Researchers at Microsoft have proposed a new training framework called On-Policy Context Distillation (OPCD) that eliminates the need for long system prompts in large language models (LLMs) without sacrificing model performance. This innovation has the potential to significantly reduce inference latency and per-query costs in enterprise applications.
In building LLM applications, enterprises often have to create very long system prompts to adjust the model’s behavior for their applications. These prompts contain company knowledge, preferences, and application-specific instructions, which can push inference latency past acceptable thresholds and drive up costs. OPCD uses the model’s own responses during training, which avoids some of the pitfalls of other training techniques. According to Tianzhu Ye, co-author of the paper and researcher at Microsoft Research Asia, “Enterprises often use long system prompts to enforce safety constraints or to provide domain-specific expertise.
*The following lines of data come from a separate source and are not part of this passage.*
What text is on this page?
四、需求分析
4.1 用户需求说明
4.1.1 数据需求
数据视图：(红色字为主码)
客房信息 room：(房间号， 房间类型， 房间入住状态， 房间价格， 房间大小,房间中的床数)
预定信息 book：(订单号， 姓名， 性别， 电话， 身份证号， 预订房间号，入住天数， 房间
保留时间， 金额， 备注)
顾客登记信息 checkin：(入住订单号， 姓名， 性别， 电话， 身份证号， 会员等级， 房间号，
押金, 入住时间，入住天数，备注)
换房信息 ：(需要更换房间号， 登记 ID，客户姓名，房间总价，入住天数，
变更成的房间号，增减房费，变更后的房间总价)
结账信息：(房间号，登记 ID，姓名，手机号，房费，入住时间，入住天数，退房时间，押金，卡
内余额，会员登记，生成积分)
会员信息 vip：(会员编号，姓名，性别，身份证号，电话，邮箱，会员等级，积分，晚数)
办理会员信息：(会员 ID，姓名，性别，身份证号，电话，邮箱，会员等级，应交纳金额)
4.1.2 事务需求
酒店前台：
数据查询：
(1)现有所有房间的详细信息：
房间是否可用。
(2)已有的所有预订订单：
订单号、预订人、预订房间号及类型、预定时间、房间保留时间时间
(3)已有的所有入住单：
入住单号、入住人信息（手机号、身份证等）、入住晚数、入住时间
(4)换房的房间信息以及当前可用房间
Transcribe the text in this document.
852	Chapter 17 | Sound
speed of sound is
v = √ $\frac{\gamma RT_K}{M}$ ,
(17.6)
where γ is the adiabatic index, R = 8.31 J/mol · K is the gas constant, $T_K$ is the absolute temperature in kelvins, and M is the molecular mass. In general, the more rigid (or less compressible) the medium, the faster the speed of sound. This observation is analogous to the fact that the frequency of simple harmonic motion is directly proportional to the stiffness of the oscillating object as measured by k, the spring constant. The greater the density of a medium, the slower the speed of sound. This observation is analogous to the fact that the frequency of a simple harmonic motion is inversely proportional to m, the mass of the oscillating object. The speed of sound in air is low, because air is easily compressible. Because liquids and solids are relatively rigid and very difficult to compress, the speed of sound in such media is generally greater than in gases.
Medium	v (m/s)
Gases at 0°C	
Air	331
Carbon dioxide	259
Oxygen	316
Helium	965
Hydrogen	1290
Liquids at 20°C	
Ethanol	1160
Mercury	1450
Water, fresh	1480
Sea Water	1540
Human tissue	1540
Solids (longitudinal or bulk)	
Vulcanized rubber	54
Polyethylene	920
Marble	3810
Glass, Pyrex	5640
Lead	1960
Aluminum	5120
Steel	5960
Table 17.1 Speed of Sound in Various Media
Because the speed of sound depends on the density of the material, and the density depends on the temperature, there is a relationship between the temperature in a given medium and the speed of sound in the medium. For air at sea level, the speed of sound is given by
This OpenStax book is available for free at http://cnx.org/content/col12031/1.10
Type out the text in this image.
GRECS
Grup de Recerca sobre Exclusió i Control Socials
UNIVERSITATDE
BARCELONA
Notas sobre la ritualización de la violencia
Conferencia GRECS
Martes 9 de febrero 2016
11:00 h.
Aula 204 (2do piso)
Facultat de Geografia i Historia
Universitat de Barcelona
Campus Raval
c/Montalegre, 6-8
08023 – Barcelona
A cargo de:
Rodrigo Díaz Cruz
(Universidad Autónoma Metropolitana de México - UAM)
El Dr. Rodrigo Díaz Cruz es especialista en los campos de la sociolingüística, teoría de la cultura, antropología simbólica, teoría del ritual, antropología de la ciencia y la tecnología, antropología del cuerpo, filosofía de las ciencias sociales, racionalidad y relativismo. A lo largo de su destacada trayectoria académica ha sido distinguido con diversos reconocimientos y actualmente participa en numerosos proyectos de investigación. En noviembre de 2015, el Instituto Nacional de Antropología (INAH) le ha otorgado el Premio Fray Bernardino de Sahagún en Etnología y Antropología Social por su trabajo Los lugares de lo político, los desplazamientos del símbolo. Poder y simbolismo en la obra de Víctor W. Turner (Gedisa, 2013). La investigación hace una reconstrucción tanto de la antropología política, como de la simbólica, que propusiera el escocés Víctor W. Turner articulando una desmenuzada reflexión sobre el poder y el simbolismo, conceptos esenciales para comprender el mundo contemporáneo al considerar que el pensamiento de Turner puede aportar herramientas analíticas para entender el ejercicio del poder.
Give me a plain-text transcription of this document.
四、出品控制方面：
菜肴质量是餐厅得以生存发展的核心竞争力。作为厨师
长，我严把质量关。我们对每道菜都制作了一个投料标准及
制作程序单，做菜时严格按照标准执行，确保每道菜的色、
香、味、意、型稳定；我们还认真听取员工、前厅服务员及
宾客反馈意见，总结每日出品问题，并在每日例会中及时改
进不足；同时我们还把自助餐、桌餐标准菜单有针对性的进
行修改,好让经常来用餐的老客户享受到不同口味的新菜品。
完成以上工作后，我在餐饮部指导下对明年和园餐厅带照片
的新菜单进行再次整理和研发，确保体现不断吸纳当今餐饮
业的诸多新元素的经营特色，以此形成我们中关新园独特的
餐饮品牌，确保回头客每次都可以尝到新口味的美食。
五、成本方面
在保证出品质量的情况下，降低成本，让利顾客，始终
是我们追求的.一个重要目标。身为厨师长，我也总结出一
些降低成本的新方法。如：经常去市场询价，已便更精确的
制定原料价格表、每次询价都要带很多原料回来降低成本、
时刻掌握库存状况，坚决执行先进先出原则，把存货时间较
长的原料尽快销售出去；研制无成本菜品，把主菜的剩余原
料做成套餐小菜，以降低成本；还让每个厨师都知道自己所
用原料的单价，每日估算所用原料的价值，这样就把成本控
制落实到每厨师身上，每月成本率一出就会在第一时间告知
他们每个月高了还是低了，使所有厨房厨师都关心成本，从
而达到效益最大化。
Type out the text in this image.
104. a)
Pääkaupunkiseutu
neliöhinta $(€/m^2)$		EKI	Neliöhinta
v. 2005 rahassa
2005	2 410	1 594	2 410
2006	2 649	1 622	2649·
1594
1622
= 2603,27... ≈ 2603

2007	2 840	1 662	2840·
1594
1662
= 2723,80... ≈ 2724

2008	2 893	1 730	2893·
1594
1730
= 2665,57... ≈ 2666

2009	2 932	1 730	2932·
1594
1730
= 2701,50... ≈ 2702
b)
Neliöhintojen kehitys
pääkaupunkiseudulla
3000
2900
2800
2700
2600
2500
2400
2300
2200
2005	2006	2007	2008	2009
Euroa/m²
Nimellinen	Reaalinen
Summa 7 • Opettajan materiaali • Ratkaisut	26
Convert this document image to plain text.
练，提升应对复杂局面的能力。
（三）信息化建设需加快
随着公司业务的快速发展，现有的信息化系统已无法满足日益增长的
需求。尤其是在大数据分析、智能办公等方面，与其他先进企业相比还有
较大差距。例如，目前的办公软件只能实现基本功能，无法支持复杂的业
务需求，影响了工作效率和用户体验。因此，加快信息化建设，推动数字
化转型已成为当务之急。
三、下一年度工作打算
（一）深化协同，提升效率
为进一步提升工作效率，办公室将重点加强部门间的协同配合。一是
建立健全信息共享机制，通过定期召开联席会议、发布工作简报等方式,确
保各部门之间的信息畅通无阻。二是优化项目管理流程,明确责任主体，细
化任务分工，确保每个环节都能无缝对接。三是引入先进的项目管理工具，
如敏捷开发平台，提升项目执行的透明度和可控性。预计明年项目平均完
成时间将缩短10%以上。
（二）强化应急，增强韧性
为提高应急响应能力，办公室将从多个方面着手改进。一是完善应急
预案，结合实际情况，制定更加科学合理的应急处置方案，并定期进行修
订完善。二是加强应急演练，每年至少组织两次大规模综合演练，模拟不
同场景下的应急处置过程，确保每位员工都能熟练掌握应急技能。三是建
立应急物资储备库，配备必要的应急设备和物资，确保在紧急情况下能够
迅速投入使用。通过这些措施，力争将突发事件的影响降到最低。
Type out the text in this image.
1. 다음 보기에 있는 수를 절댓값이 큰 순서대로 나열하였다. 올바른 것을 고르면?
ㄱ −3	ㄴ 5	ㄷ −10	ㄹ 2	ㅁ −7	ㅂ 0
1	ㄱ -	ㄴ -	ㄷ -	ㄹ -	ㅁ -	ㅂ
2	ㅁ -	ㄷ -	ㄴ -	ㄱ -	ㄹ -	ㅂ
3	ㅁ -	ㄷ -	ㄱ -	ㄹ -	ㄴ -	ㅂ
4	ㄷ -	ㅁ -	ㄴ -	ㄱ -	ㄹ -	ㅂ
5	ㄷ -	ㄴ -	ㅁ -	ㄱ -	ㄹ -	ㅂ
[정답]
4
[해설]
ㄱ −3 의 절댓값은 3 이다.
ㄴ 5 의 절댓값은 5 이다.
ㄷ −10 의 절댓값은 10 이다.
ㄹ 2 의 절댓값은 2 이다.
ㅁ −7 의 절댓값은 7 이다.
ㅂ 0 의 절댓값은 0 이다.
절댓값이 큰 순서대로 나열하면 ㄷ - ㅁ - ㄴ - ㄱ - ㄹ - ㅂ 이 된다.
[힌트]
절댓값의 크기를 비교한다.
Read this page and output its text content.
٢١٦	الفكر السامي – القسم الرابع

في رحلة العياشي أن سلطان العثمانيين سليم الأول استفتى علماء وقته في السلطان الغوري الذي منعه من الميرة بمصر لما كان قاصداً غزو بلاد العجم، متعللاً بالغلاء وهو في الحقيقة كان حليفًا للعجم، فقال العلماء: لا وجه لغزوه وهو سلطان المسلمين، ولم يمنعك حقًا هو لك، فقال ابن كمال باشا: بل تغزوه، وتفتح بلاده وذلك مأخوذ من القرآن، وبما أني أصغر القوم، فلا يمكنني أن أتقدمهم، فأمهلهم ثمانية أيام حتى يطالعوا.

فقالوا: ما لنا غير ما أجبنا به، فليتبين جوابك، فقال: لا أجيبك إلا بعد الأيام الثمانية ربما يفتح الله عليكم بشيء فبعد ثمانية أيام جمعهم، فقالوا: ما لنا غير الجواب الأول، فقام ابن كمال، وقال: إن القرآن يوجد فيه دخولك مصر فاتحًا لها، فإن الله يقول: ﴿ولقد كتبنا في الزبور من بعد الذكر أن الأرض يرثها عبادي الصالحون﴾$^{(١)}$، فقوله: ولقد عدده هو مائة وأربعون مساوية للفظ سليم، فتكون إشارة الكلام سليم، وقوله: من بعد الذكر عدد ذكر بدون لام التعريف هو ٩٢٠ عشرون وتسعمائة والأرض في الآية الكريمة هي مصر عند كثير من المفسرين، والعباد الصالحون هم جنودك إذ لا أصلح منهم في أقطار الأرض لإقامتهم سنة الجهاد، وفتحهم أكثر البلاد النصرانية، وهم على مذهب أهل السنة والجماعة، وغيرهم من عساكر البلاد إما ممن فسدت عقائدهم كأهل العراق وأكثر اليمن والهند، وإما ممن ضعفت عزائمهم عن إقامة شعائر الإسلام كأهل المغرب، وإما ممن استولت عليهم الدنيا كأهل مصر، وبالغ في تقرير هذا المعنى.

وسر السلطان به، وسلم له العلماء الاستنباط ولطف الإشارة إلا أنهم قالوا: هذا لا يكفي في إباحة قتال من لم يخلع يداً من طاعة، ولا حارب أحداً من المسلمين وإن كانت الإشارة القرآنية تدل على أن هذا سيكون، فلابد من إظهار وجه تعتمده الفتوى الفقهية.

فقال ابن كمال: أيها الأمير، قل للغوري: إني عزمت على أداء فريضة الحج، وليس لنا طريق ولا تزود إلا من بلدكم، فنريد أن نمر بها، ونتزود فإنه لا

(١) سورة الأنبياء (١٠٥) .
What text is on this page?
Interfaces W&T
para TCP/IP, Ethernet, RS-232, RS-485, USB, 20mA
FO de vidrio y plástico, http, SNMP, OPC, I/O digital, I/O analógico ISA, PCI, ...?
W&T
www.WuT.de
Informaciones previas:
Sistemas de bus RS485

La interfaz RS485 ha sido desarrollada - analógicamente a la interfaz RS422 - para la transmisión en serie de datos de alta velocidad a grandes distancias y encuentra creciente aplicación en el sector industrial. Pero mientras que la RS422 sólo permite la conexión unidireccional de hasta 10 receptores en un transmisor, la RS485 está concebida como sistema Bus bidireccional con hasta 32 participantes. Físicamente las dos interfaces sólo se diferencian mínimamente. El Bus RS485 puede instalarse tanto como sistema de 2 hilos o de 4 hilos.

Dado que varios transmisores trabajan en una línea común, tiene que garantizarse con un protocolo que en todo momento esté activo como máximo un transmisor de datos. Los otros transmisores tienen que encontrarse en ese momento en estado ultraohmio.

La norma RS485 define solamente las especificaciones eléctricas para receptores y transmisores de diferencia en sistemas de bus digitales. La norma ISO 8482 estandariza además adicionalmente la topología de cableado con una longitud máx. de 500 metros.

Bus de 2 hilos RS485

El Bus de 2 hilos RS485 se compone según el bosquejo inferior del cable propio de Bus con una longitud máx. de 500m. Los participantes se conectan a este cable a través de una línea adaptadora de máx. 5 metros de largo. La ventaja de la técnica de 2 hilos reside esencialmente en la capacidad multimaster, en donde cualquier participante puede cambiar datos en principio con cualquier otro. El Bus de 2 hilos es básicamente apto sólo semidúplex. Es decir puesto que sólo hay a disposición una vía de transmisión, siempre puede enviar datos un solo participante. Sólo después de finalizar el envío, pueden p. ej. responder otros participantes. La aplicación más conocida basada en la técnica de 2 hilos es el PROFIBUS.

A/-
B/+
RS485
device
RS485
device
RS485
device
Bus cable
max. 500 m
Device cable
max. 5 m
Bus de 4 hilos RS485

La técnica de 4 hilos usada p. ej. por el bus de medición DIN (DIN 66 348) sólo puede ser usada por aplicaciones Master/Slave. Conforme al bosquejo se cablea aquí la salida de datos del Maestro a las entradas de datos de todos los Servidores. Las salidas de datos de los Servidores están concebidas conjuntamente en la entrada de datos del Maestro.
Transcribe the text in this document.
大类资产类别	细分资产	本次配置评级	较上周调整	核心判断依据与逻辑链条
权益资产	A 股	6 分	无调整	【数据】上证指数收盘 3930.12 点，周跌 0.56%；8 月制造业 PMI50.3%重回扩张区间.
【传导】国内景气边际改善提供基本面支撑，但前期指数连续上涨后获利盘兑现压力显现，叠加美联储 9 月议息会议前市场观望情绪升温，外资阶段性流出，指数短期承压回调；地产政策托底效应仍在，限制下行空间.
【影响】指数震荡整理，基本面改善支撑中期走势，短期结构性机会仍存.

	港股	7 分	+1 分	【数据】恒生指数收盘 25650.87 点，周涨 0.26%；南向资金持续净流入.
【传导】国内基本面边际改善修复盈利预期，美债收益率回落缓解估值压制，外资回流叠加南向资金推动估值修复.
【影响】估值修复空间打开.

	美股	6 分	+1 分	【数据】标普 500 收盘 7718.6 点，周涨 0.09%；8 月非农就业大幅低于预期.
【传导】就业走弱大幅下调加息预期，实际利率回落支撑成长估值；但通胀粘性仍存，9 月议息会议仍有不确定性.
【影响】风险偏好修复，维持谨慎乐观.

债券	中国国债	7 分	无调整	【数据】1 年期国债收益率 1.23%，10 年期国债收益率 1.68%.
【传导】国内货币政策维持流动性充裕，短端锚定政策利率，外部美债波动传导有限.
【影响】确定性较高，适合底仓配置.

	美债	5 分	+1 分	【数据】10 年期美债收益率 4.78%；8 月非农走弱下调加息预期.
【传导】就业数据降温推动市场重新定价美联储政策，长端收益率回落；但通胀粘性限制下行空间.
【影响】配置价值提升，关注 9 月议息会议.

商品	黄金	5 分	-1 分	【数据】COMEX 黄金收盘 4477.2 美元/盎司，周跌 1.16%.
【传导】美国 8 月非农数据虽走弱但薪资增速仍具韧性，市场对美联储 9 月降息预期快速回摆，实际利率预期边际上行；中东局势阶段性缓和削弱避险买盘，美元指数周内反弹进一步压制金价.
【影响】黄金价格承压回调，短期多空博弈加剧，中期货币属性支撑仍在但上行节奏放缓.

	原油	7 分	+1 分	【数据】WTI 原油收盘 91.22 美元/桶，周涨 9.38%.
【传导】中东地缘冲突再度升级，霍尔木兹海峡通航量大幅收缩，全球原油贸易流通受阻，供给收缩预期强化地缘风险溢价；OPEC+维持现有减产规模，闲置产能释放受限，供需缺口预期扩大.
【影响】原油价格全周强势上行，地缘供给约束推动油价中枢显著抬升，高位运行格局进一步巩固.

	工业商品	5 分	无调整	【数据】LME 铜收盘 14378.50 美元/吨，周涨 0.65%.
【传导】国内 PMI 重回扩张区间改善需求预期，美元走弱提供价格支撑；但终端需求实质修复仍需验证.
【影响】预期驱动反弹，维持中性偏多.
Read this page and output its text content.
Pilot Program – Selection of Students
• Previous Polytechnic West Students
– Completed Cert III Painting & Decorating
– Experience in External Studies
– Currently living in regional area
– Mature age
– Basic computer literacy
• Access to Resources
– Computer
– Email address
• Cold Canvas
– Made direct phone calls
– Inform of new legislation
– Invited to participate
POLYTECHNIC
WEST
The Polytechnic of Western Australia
However, lengthy prompts significantly increase computational overhead and latency at inference time.” The main idea behind context distillation is to train a model to internalize the information that you repeatedly insert into the context, following a teacher-student paradigm.
The researchers tested OPCD in two key areas: experiential knowledge distillation and system prompt distillation. For experiential knowledge distillation, the researchers wanted to see if an LLM could learn from its own past successes and permanently adopt those lessons. The results showed that the models improved dramatically without needing the learned experience pasted into their prompts anymore. On complex math problems, an 8-billion-parameter model improved from a 75.0% baseline to 80.9%. The second set of experiments were on long system prompts, and the results showed that OPCD successfully internalized complex rules and massively boosted performance. When testing a 3-billion parameter Llama model on safety and toxicity classification, the base model scored 30.7%. After using OPCD to internalize the safety prompt, its accuracy spiked to 83.1%.
OPCD has the potential to pave the way for genuinely self-improving models that continuously adapt to bespoke enterprise environments. Once deployed, a model can extract lessons from real-world interactions and use OPCD to progressively internalize those characteristics without requiring manual supervision or data annotation from model trainers. According to Ye, “This represents a fundamental paradigm shift in model improvement: the core improvements to the model would move from training time to test time.” The researchers plan to release their implementation as open source following internal reviews, and the technique can be integrated into existing workflows with very little friction, using about eight A100 GPUs from Nvidia.